Farewell to American statesman Richard Lugar

By Dawn Stover | April 29, 2019

Richard Lugar with Barack Obama in 2005 at a Russian base where mobile launch missiles were being destroyed by the Nunn-Lugar Cooperative Threat Reduction Program. At the time, Lugar was chairman of the Senate Foreign Relations Committee, and Obama was a member of the committee. Richard Lugar with Barack Obama in 2005 at a Russian base where mobile launch missiles were being destroyed by the Nunn-Lugar Cooperative Threat Reduction Program. At the time, Lugar was chairman of the Senate Foreign Relations Committee, and Obama was a member of the committee.

Richard Lugar, who for 36 years served as a Republican senator from Indiana, died yesterday at age 87. He is best known for his efforts to reduce the world’s stockpiles of nuclear, chemical, and biological weapons. Lugar was pivotal in securing ratification of the Chemical Weapons Convention and the New Strategic Arms Reduction Treaty, and he was a supporter of international negotiations to reduce global warming. After retiring from the Senate, he founded The Lugar Center in Washington as “a platform for an informed debate” on nonproliferation of weapons of mass destruction and other global issues.
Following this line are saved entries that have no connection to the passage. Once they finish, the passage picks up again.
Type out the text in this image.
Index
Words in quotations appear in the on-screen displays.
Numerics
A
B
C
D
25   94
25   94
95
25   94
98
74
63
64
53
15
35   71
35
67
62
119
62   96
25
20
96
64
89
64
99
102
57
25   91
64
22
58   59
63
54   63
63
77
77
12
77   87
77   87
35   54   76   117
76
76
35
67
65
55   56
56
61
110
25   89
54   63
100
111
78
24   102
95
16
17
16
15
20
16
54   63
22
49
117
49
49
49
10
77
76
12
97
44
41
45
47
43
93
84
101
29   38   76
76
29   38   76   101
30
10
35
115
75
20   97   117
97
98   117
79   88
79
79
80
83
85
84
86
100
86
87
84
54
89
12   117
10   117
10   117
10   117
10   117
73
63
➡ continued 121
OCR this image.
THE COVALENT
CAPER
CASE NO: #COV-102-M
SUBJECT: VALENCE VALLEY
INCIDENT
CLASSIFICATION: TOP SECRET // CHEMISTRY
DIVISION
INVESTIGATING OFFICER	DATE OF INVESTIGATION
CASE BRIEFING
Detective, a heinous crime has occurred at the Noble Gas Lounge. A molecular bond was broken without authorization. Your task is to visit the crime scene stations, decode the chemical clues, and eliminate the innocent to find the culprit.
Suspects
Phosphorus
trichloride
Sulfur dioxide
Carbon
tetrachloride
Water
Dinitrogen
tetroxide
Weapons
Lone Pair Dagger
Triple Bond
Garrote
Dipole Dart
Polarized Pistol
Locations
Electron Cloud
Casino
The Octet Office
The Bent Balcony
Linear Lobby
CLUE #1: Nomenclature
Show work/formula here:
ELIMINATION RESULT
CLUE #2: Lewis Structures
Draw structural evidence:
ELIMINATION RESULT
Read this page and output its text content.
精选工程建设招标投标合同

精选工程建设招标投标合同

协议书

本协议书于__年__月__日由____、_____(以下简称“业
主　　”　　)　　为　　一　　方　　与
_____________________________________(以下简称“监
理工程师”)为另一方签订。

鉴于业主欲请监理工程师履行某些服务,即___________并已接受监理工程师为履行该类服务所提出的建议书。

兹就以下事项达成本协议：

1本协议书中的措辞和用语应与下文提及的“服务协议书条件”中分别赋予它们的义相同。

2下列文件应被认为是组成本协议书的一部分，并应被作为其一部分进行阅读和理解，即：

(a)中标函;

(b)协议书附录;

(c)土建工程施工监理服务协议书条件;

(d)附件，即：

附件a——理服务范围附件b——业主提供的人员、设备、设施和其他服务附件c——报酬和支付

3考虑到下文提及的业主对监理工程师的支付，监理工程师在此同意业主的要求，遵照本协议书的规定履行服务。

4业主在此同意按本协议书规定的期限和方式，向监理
In 1991, Lugar began a bipartisan partnership with Sen. Sam Nunn, a Democrat from Georgia, that led to the creation of the Defense Department’s Nunn-Lugar Cooperative Threat Reduction Program. “Our nation has lost an extraordinary statesman who made the world a safer and better place. I have lost a wonderful friend and trusted partner,” Nunn said in a statement released yesterday.

The Nunn-Lugar program provided funding and expertise for governments in the former Soviet Union to deactivate more than 7,500 nuclear warheads and destroy hundreds of intercontinental ballistic missiles, submarine-launched ballistic missiles, and nuclear air-to-surface missiles. It also upgraded security at weapons storage sites in Russia and transformed 500 metric tons of Russian weapons-grade uranium into fuel that generated nearly 10 percent of all the electricity consumed in the United States for 15 years.

In a statement posted on Twitter, former President Barack Obama recalled working with Lugar on nuclear nonproliferation efforts: “Dick always stuck to the facts. He understood the intricacies of America’s power and the way words uttered in Washington echo around the globe. But perhaps most importantly, he exhibited the truth that common courtesy can speak across cultures.”

Others paying tribute include Vice President Mike Pence, who called Lugar “one of our greatest statesmen,” and Senate Majority Leader Mitch McConnell, who called him “the consummate US senator.”